The old woman nodded, whispered: "I give her the silver skies, the golden desert and its shining rocks, the green fields that will be. I give these to Sayyadina Chani. And lest she forget that she's servant of us all, to her fall the menial tasks in this Ceremony of the Seed. Let it be as Shai-hulud will have it." She lifted a brown-stick arm, dropped it.

Jessica, feeling the ceremony close around her with a current that swept her beyond all turning back, glanced once at Paul's question filled face, then prepared herself for the ordeal.

"Let the watermasters come forward," Chani said with only the slightest quaver of uncertainty in her girl-child voice.

Now, Jessica felt herself at the focus of danger, knowing its presence in the watchfulness of the throng, in the silence.

A band of men made its way through a serpentine path opened in the crowd, moving up from the back in pairs. Each pair carried a small skin sack, perhaps twice the size of a human head. The sacks sloshed heavily.

The two leaders deposited their load at Chani's feet on the ledge and stepped back.

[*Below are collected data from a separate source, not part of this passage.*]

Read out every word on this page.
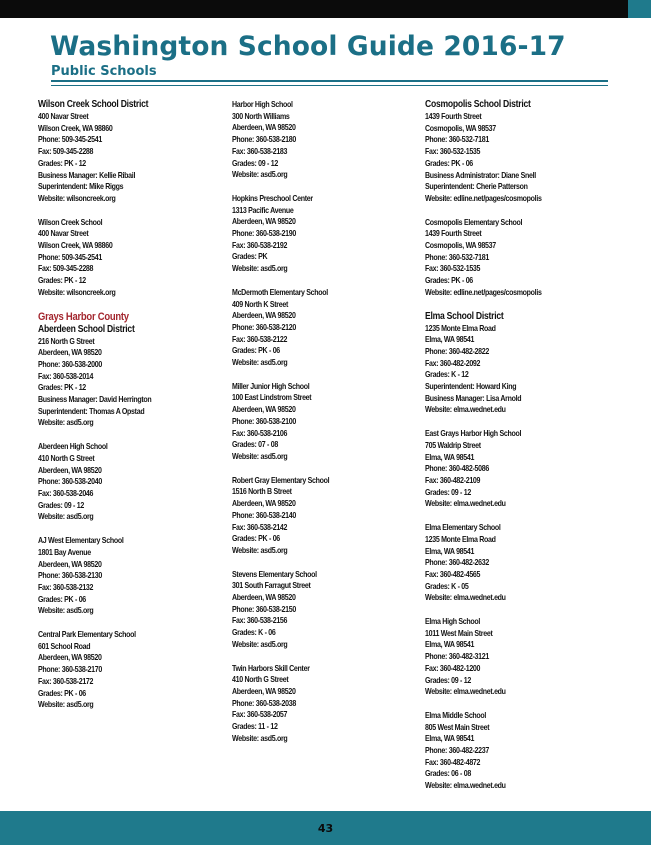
Washington School Guide 2016-17
Public Schools
Wilson Creek School District
400 Navar Street
Wilson Creek, WA 98860
Phone: 509-345-2541
Fax: 509-345-2288
Grades: PK - 12
Business Manager: Kellie Ribail
Superintendent: Mike Riggs
Website: wilsoncreek.org
Wilson Creek School
400 Navar Street
Wilson Creek, WA 98860
Phone: 509-345-2541
Fax: 509-345-2288
Grades: PK - 12
Website: wilsoncreek.org
Grays Harbor County
Aberdeen School District
216 North G Street
Aberdeen, WA 98520
Phone: 360-538-2000
Fax: 360-538-2014
Grades: PK - 12
Business Manager: David Herrington
Superintendent: Thomas A Opstad
Website: asd5.org
Aberdeen High School
410 North G Street
Aberdeen, WA 98520
Phone: 360-538-2040
Fax: 360-538-2046
Grades: 09 - 12
Website: asd5.org
AJ West Elementary School
1801 Bay Avenue
Aberdeen, WA 98520
Phone: 360-538-2130
Fax: 360-538-2132
Grades: PK - 06
Website: asd5.org
Central Park Elementary School
601 School Road
Aberdeen, WA 98520
Phone: 360-538-2170
Fax: 360-538-2172
Grades: PK - 06
Website: asd5.org
Harbor High School
300 North Williams
Aberdeen, WA 98520
Phone: 360-538-2180
Fax: 360-538-2183
Grades: 09 - 12
Website: asd5.org
Hopkins Preschool Center
1313 Pacific Avenue
Aberdeen, WA 98520
Phone: 360-538-2190
Fax: 360-538-2192
Grades: PK
Website: asd5.org
McDermoth Elementary School
409 North K Street
Aberdeen, WA 98520
Phone: 360-538-2120
Fax: 360-538-2122
Grades: PK - 06
Website: asd5.org
Miller Junior High School
100 East Lindstrom Street
Aberdeen, WA 98520
Phone: 360-538-2100
Fax: 360-538-2106
Grades: 07 - 08
Website: asd5.org
Robert Gray Elementary School
1516 North B Street
Aberdeen, WA 98520
Phone: 360-538-2140
Fax: 360-538-2142
Grades: PK - 06
Website: asd5.org
Stevens Elementary School
301 South Farragut Street
Aberdeen, WA 98520
Phone: 360-538-2150
Fax: 360-538-2156
Grades: K - 06
Website: asd5.org
Twin Harbors Skill Center
410 North G Street
Aberdeen, WA 98520
Phone: 360-538-2038
Fax: 360-538-2057
Grades: 11 - 12
Website: asd5.org
Cosmopolis School District
1439 Fourth Street
Cosmopolis, WA 98537
Phone: 360-532-7181
Fax: 360-532-1535
Grades: PK - 06
Business Administrator: Diane Snell
Superintendent: Cherie Patterson
Website: edline.net/pages/cosmopolis
Cosmopolis Elementary School
1439 Fourth Street
Cosmopolis, WA 98537
Phone: 360-532-7181
Fax: 360-532-1535
Grades: PK - 06
Website: edline.net/pages/cosmopolis
Elma School District
1235 Monte Elma Road
Elma, WA 98541
Phone: 360-482-2822
Fax: 360-482-2092
Grades: K - 12
Superintendent: Howard King
Business Manager: Lisa Arnold
Website: elma.wednet.edu
East Grays Harbor High School
705 Waldrip Street
Elma, WA 98541
Phone: 360-482-5086
Fax: 360-482-2109
Grades: 09 - 12
Website: elma.wednet.edu
Elma Elementary School
1235 Monte Elma Road
Elma, WA 98541
Phone: 360-482-2632
Fax: 360-482-4565
Grades: K - 05
Website: elma.wednet.edu
Elma High School
1011 West Main Street
Elma, WA 98541
Phone: 360-482-3121
Fax: 360-482-1200
Grades: 09 - 12
Website: elma.wednet.edu
Elma Middle School
805 West Main Street
Elma, WA 98541
Phone: 360-482-2237
Fax: 360-482-4872
Grades: 06 - 08
Website: elma.wednet.edu
43
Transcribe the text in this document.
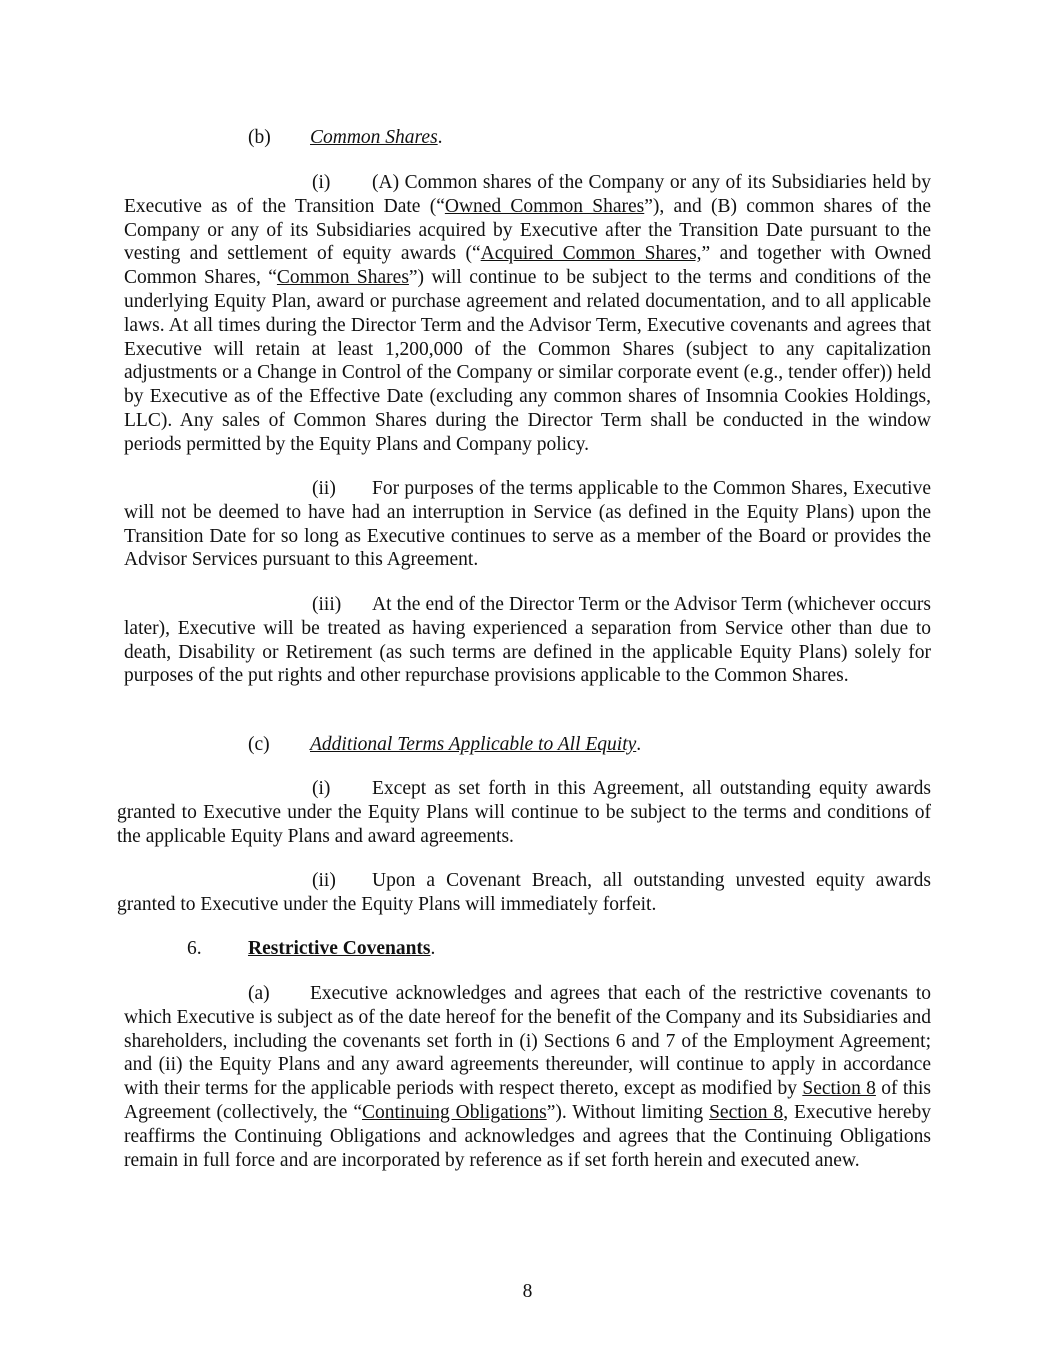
(b) Common Shares.
(i) (A) Common shares of the Company or any of its Subsidiaries held by Executive as of the Transition Date (“Owned Common Shares”), and (B) common shares of the Company or any of its Subsidiaries acquired by Executive after the Transition Date pursuant to the vesting and settlement of equity awards (“Acquired Common Shares,” and together with Owned Common Shares, “Common Shares”) will continue to be subject to the terms and conditions of the underlying Equity Plan, award or purchase agreement and related documentation, and to all applicable laws. At all times during the Director Term and the Advisor Term, Executive covenants and agrees that Executive will retain at least 1,200,000 of the Common Shares (subject to any capitalization adjustments or a Change in Control of the Company or similar corporate event (e.g., tender offer)) held by Executive as of the Effective Date (excluding any common shares of Insomnia Cookies Holdings, LLC). Any sales of Common Shares during the Director Term shall be conducted in the window periods permitted by the Equity Plans and Company policy.
(ii) For purposes of the terms applicable to the Common Shares, Executive will not be deemed to have had an interruption in Service (as defined in the Equity Plans) upon the Transition Date for so long as Executive continues to serve as a member of the Board or provides the Advisor Services pursuant to this Agreement.
(iii) At the end of the Director Term or the Advisor Term (whichever occurs later), Executive will be treated as having experienced a separation from Service other than due to death, Disability or Retirement (as such terms are defined in the applicable Equity Plans) solely for purposes of the put rights and other repurchase provisions applicable to the Common Shares.
(c) Additional Terms Applicable to All Equity.
(i) Except as set forth in this Agreement, all outstanding equity awards granted to Executive under the Equity Plans will continue to be subject to the terms and conditions of the applicable Equity Plans and award agreements.
(ii) Upon a Covenant Breach, all outstanding unvested equity awards granted to Executive under the Equity Plans will immediately forfeit.
6. Restrictive Covenants.
(a) Executive acknowledges and agrees that each of the restrictive covenants to which Executive is subject as of the date hereof for the benefit of the Company and its Subsidiaries and shareholders, including the covenants set forth in (i) Sections 6 and 7 of the Employment Agreement; and (ii) the Equity Plans and any award agreements thereunder, will continue to apply in accordance with their terms for the applicable periods with respect thereto, except as modified by Section 8 of this Agreement (collectively, the “Continuing Obligations”). Without limiting Section 8, Executive hereby reaffirms the Continuing Obligations and acknowledges and agrees that the Continuing Obligations remain in full force and are incorporated by reference as if set forth herein and executed anew.
8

Jessica looked at the sack, then at the men. They had their hoods thrown back, exposing long hair tied in a roll at the base of the neck. The black pits of their eyes stared back at her without wavering.

A furry redolence of cinnamon arose from the sack, wafted across Jessica.

The spice? she wondered.

"Is there water?" Chani asked.

The watermaster on the left, a man with a purple scar line across the bridge of his nose, nodded once. "There is water, Sayyadina," he said, "but we cannot drink of it."

"Is there seed?" Chani asked.

"There is seed," the man said.

Chani knelt and put her hands to the sloshing sack. "Blessed is the water and its seed."

There was familiarity to the rite, and Jessica looked back at the Reverend Mother Ramallo. The old woman's eyes were closed and she sat hunched over as though asleep.

"Sayyadina Jessica," Chani said.

Jessica turned to see the girl staring up at her.

"Have you tasted the blessed water?" Chani asked.

Before Jessica could answer, Chani said: "It is not possible that you have tasted the blessed water. You are outworlder and unprivileged."

A sigh passed through the crowd, a sussuration of robes that made the nape hairs creep on Jessica's neck.